I think we are closer to being on the same page now.
felix winkelmann wrote:
On 9/8/06, Brandon J. Van Every <[EMAIL PROTECTED]> wrote:
We need to agree what the milestones are. Or, you need to tell me what
the milestones are gonna be, if you're in a more forceful mood about
it. Then I can decide what I'm willing to do about them.
I have no milestones, besides getting 2.5 out as soon as I find some time
doing testing which includes booting up that despised Windows notebook...
There are no new features planned, and whatever I muddle around in
configure.in shouldn't concern you, since it is simply not ready.
My only concern is whether the "unity" of the build breaks. But I will
endeavor to be more trusting and less concerned.
You are free to do whatever you want, of course. The CMake support is
very good, and I appreciate that and will go out of my way to acknowledge
that properly when the next version will be released. If you could
just get that
idea out of your head that I'm trying to break your work, or whatever.
I will admit to being insecure about whether people will adopt my
build. I know it is a good build, but there are issues of perception
and inertia. Like whether one build is perceived as more stable, more
tested, or more feature-rich than the other. You know the old
engineering phrase, "Build it, and they will come." Which really means,
build it and you'll be ignored. I've never shipped anything with my
name on it that a large audience ended up using. I've tried; this is
pretty much my "Three Times 'A Charm" project.
Also, you
should perhaps keep your private interests in supporting Chicken out
of the
general discussion, as that is something you have to work out for
yourself.
If you want to contribute, contribute. Don't try to get your personal
motiviations
into the discussion, please. I've put 6 years of my free hacking time
into
this (nothing else), and nobody should give a damn about my personal
motivations or how often I get fed up with it, or how it affects my
day job.
Actually it does matter from a "will Felix go nutters?" standpoint.
Compare "will Felix be hit by a bus?"
A rapid pace of development is a two-edged sword. For instance the lead
of the Nebula 2 project was difficult to deal with, really snappy with
some bizarre and dictatorial personal views about languages and
technologies and so forth. I'm sure this had something to do with
having a high stress game development day job and doing lots of Nebula 2
stuff in addition to that. Did he have anything remotely resembling a
life? I'd be shocked. Anyways I couldn't work with him. His stress
level selected for "partners" that were subordinate and super easy
going. Doormats, really. I'm easy going enough, I don't hold grudges,
but I do challenge people. This was the kind of guy you'd try to start
a design discussion with, weigh some pros and cons, and he'd tell you to
STFU. I spent about a year hovering around Nebula 2 before giving up on
it. The Ogre 3D engine has risen in popularity in the interim, and also
Irrlicht. I wouldn't be surprised if interpersonal dynamics have
something to do with that. What I recall of the Ogre message boards, it
did seem like a healthier culture than what was going on in Nebula 2.

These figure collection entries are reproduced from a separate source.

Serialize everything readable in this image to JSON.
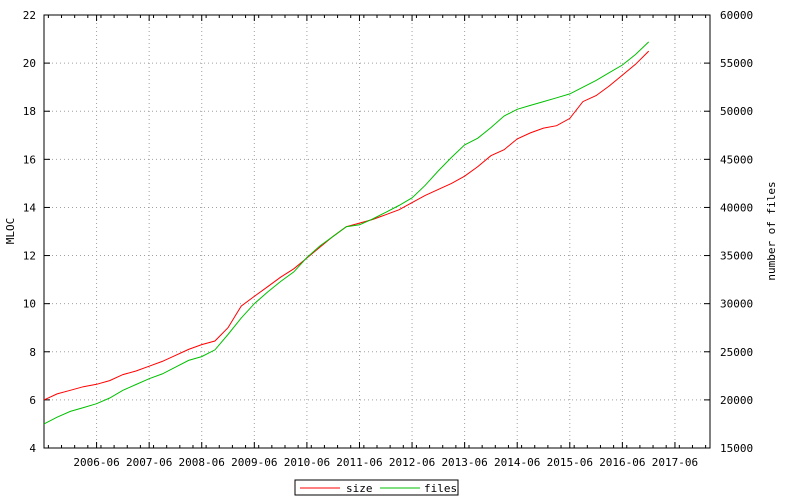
{
  "chart_data": {
    "type": "line",
    "title": "",
    "xlabel": "",
    "ylabel_left": "MLOC",
    "ylabel_right": "number of files",
    "x_ticks": [
      "2006-06",
      "2007-06",
      "2008-06",
      "2009-06",
      "2010-06",
      "2011-06",
      "2012-06",
      "2013-06",
      "2014-06",
      "2015-06",
      "2016-06",
      "2017-06"
    ],
    "xlim": [
      "2005-06",
      "2018-02"
    ],
    "ylim_left": [
      4,
      22
    ],
    "ylim_right": [
      15000,
      60000
    ],
    "left_ticks": [
      "4",
      "6",
      "8",
      "10",
      "12",
      "14",
      "16",
      "18",
      "20",
      "22"
    ],
    "right_ticks": [
      "15000",
      "20000",
      "25000",
      "30000",
      "35000",
      "40000",
      "45000",
      "50000",
      "55000",
      "60000"
    ],
    "grid": true,
    "legend_position": "bottom-center",
    "series": [
      {
        "name": "size",
        "axis": "left",
        "color": "#ff0000",
        "x": [
          "2005-06",
          "2005-09",
          "2005-12",
          "2006-03",
          "2006-06",
          "2006-09",
          "2006-12",
          "2007-03",
          "2007-06",
          "2007-09",
          "2007-12",
          "2008-03",
          "2008-06",
          "2008-09",
          "2008-12",
          "2009-03",
          "2009-06",
          "2009-09",
          "2009-12",
          "2010-03",
          "2010-06",
          "2010-09",
          "2010-12",
          "2011-03",
          "2011-06",
          "2011-09",
          "2011-12",
          "2012-03",
          "2012-06",
          "2012-09",
          "2012-12",
          "2013-03",
          "2013-06",
          "2013-09",
          "2013-12",
          "2014-03",
          "2014-06",
          "2014-09",
          "2014-12",
          "2015-03",
          "2015-06",
          "2015-09",
          "2015-12",
          "2016-03",
          "2016-06",
          "2016-09",
          "2016-12"
        ],
        "y": [
          6.0,
          6.25,
          6.4,
          6.55,
          6.65,
          6.8,
          7.05,
          7.2,
          7.4,
          7.6,
          7.85,
          8.1,
          8.3,
          8.45,
          9.0,
          9.9,
          10.3,
          10.7,
          11.1,
          11.45,
          11.9,
          12.35,
          12.8,
          13.2,
          13.35,
          13.5,
          13.7,
          13.9,
          14.2,
          14.5,
          14.75,
          15.0,
          15.3,
          15.7,
          16.15,
          16.4,
          16.85,
          17.1,
          17.3,
          17.4,
          17.7,
          18.4,
          18.65,
          19.05,
          19.5,
          19.95,
          20.5
        ]
      },
      {
        "name": "files",
        "axis": "right",
        "color": "#00c000",
        "x": [
          "2005-06",
          "2005-09",
          "2005-12",
          "2006-03",
          "2006-06",
          "2006-09",
          "2006-12",
          "2007-03",
          "2007-06",
          "2007-09",
          "2007-12",
          "2008-03",
          "2008-06",
          "2008-09",
          "2008-12",
          "2009-03",
          "2009-06",
          "2009-09",
          "2009-12",
          "2010-03",
          "2010-06",
          "2010-09",
          "2010-12",
          "2011-03",
          "2011-06",
          "2011-09",
          "2011-12",
          "2012-03",
          "2012-06",
          "2012-09",
          "2012-12",
          "2013-03",
          "2013-06",
          "2013-09",
          "2013-12",
          "2014-03",
          "2014-06",
          "2014-09",
          "2014-12",
          "2015-03",
          "2015-06",
          "2015-09",
          "2015-12",
          "2016-03",
          "2016-06",
          "2016-09",
          "2016-12"
        ],
        "y": [
          17500,
          18200,
          18800,
          19200,
          19600,
          20200,
          21000,
          21600,
          22200,
          22700,
          23400,
          24100,
          24500,
          25200,
          26800,
          28500,
          30000,
          31200,
          32300,
          33300,
          34800,
          36000,
          37000,
          38000,
          38200,
          38800,
          39500,
          40200,
          41000,
          42300,
          43800,
          45200,
          46500,
          47200,
          48300,
          49500,
          50200,
          50600,
          51000,
          51400,
          51800,
          52500,
          53200,
          54000,
          54800,
          55900,
          57200
        ]
      }
    ]
  }
}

But I never stuck around the Ogre project, I've just Googled their
forums occasionally, so my perception may be superficial.
Anyways you're easygoing, Felix. I'm just staying that rapid
development does create technical stress. Which then can turn into
personal stress, for anyone attached to Chicken. In commercial
development, people get paid to take the stress. I think the level of
stress that open source developers can take is much lower, systemically
speaking. I mean, when there's money, you can keep a large team going,
put people through certain degrees of pain, and they'll just grind it
out for their paychecks. But in open source, when people's pain
threshold is exceeded, people just leave. And they leave quietly more
often than they leave noisily. So for getting a project to grow bigger,
with more long-term committed developers, the level of technical stress
does matter. Sure in principle everyone could - should? - "suck it up"
and not complain. But in practice, a project lead might end up saying,
hm, why am I not attracting more developers?
Of course on the flip side, open source developers have to stress
themselves. There is no manager to flog them, no paycheck to bait them.
Help us with your experience, if you want. But don't complain, as we
all are
doing our best.
This I appreciate more now.
I need to decide the level of technical stress I can sustain. For now,
I've decided to go into "passive" rather than active mode. I will let
bugs sit around for a week before I look at them, instead of acting like
a crisis response team. Maybe someone else will solve them meanwhile.